Sport

Samara Maxwell wins World Cup mountain bike race in Brazil

10:01 am on 7 April 2025
Samara Maxwell has won the UCI mountain bike cross-country World Cup event in Araxa, Brazil. 7 April, 2025.

Samara Maxwell won the UCI mountain bike cross-country World Cup event in Araxa, Brazil, on 7 April, 2025. Photo: Supplied / Noam Meresse

Mountain biker Samara Maxwell has become the first New Zealand woman to win a UCI MTB cross-country World Cup race.

The 23-year-old Oceania champion, riding for Decathlon Ford, won the opening world series race for this year in Araxa, Brazil.
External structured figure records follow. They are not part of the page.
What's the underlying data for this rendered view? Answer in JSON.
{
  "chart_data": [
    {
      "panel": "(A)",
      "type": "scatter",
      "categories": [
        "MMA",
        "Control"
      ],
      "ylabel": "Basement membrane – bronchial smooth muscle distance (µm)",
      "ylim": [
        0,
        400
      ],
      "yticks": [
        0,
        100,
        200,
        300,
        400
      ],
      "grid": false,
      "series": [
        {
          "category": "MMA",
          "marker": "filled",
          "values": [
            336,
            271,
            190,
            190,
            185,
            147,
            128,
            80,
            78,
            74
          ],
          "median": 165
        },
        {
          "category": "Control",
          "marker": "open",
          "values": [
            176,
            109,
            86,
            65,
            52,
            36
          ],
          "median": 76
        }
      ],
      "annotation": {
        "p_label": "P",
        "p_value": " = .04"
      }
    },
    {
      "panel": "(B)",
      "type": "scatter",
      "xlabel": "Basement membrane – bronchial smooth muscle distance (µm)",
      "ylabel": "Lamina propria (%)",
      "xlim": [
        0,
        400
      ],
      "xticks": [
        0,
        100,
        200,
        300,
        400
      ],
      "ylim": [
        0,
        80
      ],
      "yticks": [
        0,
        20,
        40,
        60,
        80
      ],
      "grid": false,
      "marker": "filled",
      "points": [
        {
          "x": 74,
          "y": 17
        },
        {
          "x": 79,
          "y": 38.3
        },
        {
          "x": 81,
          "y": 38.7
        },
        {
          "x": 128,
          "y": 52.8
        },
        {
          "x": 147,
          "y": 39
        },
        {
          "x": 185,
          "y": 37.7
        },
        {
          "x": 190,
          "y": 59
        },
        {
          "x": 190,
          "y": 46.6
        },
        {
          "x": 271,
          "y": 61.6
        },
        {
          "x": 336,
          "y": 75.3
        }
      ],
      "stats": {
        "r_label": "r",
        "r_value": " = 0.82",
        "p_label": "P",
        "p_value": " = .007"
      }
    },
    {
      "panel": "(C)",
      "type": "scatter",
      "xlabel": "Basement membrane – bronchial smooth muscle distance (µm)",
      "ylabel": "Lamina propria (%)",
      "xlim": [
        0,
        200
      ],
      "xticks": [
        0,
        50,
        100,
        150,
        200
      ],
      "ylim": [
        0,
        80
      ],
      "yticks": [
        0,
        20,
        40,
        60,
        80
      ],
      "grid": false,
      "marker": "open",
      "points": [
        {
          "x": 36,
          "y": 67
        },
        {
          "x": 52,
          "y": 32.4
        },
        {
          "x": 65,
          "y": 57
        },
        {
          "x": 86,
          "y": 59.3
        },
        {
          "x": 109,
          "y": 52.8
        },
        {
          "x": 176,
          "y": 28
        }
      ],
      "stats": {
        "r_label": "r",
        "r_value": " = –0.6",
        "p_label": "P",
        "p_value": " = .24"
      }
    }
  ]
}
She was near the front throughout the race and held off Switzerland's Nicole Koller and her American team-mate Savilia Blunk in the sprint finish.

The previous best placing by a Kiwi woman in cross country best was a second by Olympian Rosara Joseph 17 years ago in Australia.

Maxwell had finished second to Evie Richards of Great Britain in the short-track cross-country event in Araxa on Sunday.

Maxwell, who finished eighth in the women's mountain bike at the Paris Olympics, was the women's under-23 cross-country world champion in 2023.

Samara Maxwell competing in women's cross-country mountain biking, Paris 2024 Olympic Games, 28 July 2024.

Samara Maxwell in action at the Paris Olympics. Photo: Photosport

Maxwell is competing in her first full world series season as an elite rider.

She led after the first lap, before dropping 12 seconds behind the leader mid-race before climbing back to the front and opening up an 18-second lead on the penultimate lap.

She then held her nerve as her pursuers threatened and won by four seconds at the finish line.

"The team manager said it was going to be a hot race, super punchy climbs so to stay in the bunch and with two to go, do what you want. Coming into the feed zone with two laps to go, he looked at me, and said now you go on the climb.

"I've been working super-hard on technical skills on downhill. So I thought if I could get to the front and attack, and if I can get 10 seconds gap, that is a big time to make up.

"I can't believe it worked. I can't wait to watch the race.

"The team has been so incredible to me. I've had a hard time the last two years with my health and the team stood by me. So to have everything fall in to line for these amazing people is the most special part."

Maxwell remains in Brazil for the second round, again at Araxa, but with the course reversed from today.

Oceania champion Anton Cooper finished 36th in the men's race.

The Lapierre Racing Unity rider, who had a year out of the sport with illness, started off the sixth row and gradually found space to move forward, finishing with one of the fastest laps in the field.